We don’t have to go as far as Kant to say that we demand full explanations for everything in the world, but it seems sensible to say that there is something unsatisfying about how well most people–and even researchers–understand modern AI systems. It is, then, reasonable to expect that people will look for satisfying explanations for these systems’ behavior. It is said that any sufficiently advanced technology is indistinguishable from magic, but most of us do not suffer magic as the sole explanation for events in our world.
I suspect that going into the future, more research will be dedicated to building and improving new systems than scientifically investigating existing ones. Newness is exciting, and it’s incredibly satisfying to see progress. But this may leave behind an understanding of how and why modern AI systems do what they do. I think this gap between understanding and capability, while inevitable to some extent, is worthy of concern if it becomes too egregious (the recent sentience claims may even be an indication that this gap is already approaching worrying levels).
As a result, we should expect more and more claims about sentience to arise as AI continues to progress.
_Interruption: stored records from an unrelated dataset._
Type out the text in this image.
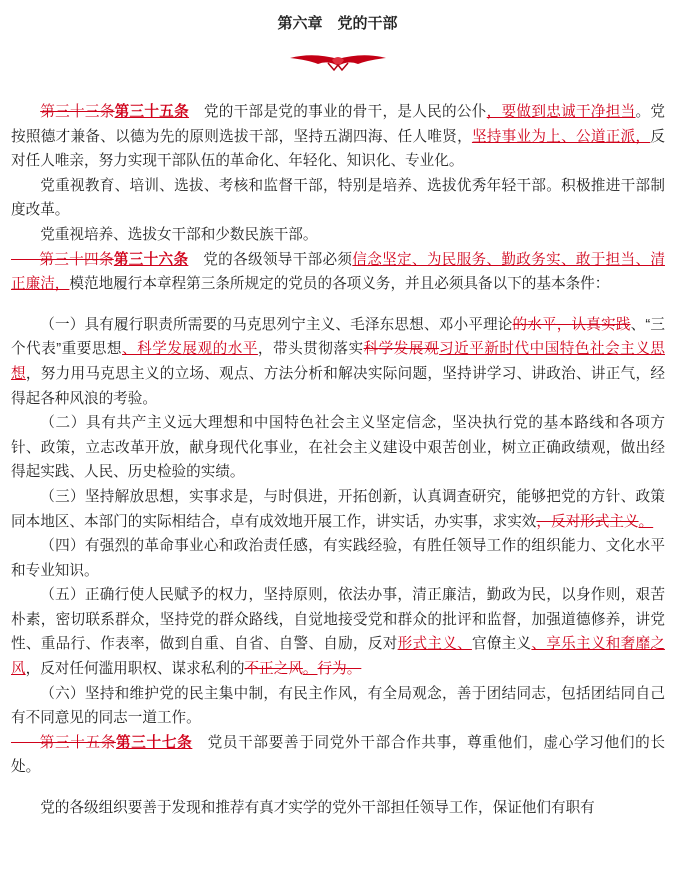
第六章　党的干部

第三十三条第三十五条　党的干部是党的事业的骨干，是人民的公仆，要做到忠诚干净担当。党按照德才兼备、以德为先的原则选拔干部，坚持五湖四海、任人唯贤，坚持事业为上、公道正派，反对任人唯亲，努力实现干部队伍的革命化、年轻化、知识化、专业化。

党重视教育、培训、选拔、考核和监督干部，特别是培养、选拔优秀年轻干部。积极推进干部制度改革。

党重视培养、选拔女干部和少数民族干部。

第三十四条第三十六条　党的各级领导干部必须信念坚定、为民服务、勤政务实、敢于担当、清正廉洁，模范地履行本章程第三条所规定的党员的各项义务，并且必须具备以下的基本条件：

（一）具有履行职责所需要的马克思列宁主义、毛泽东思想、邓小平理论的水平，认真实践、“三个代表”重要思想、科学发展观的水平，带头贯彻落实科学发展观习近平新时代中国特色社会主义思想，努力用马克思主义的立场、观点、方法分析和解决实际问题，坚持讲学习、讲政治、讲正气，经得起各种风浪的考验。

（二）具有共产主义远大理想和中国特色社会主义坚定信念，坚决执行党的基本路线和各项方针、政策，立志改革开放，献身现代化事业，在社会主义建设中艰苦创业，树立正确政绩观，做出经得起实践、人民、历史检验的实绩。

（三）坚持解放思想，实事求是，与时俱进，开拓创新，认真调查研究，能够把党的方针、政策同本地区、本部门的实际相结合，卓有成效地开展工作，讲实话，办实事，求实效，反对形式主义。

（四）有强烈的革命事业心和政治责任感，有实践经验，有胜任领导工作的组织能力、文化水平和专业知识。

（五）正确行使人民赋予的权力，坚持原则，依法办事，清正廉洁，勤政为民，以身作则，艰苦朴素，密切联系群众，坚持党的群众路线，自觉地接受党和群众的批评和监督，加强道德修养，讲党性、重品行、作表率，做到自重、自省、自警、自励，反对形式主义、官僚主义、享乐主义和奢靡之风，反对任何滥用职权、谋求私利的不正之风。行为。

（六）坚持和维护党的民主集中制，有民主作风，有全局观念，善于团结同志，包括团结同自己有不同意见的同志一道工作。

第三十五条第三十七条　党员干部要善于同党外干部合作共事，尊重他们，虚心学习他们的长处。

党的各级组织要善于发现和推荐有真才实学的党外干部担任领导工作，保证他们有职有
More advanced systems might make Lemoine’s sentience claims feel less ridiculous (or at least hard to falsify), unless we understand those systems better than we currently understand LaMDA. In light of all this, I’ll conclude with three recommendations:
ML researchers should pursue more basic science to understand the things we’re building.
Anyone who communicates broadly about AI systems should be very careful about their language. We have previously published an article detailing best practices for AI coverage.
Everyone should seek to become more aware of their cognitive biases and potential errors in their reasoning. We all make incorrect judgements and evaluations in everyday life–while many of these errors may be innocuous, some matter. I think the ones we discussed in this article really do.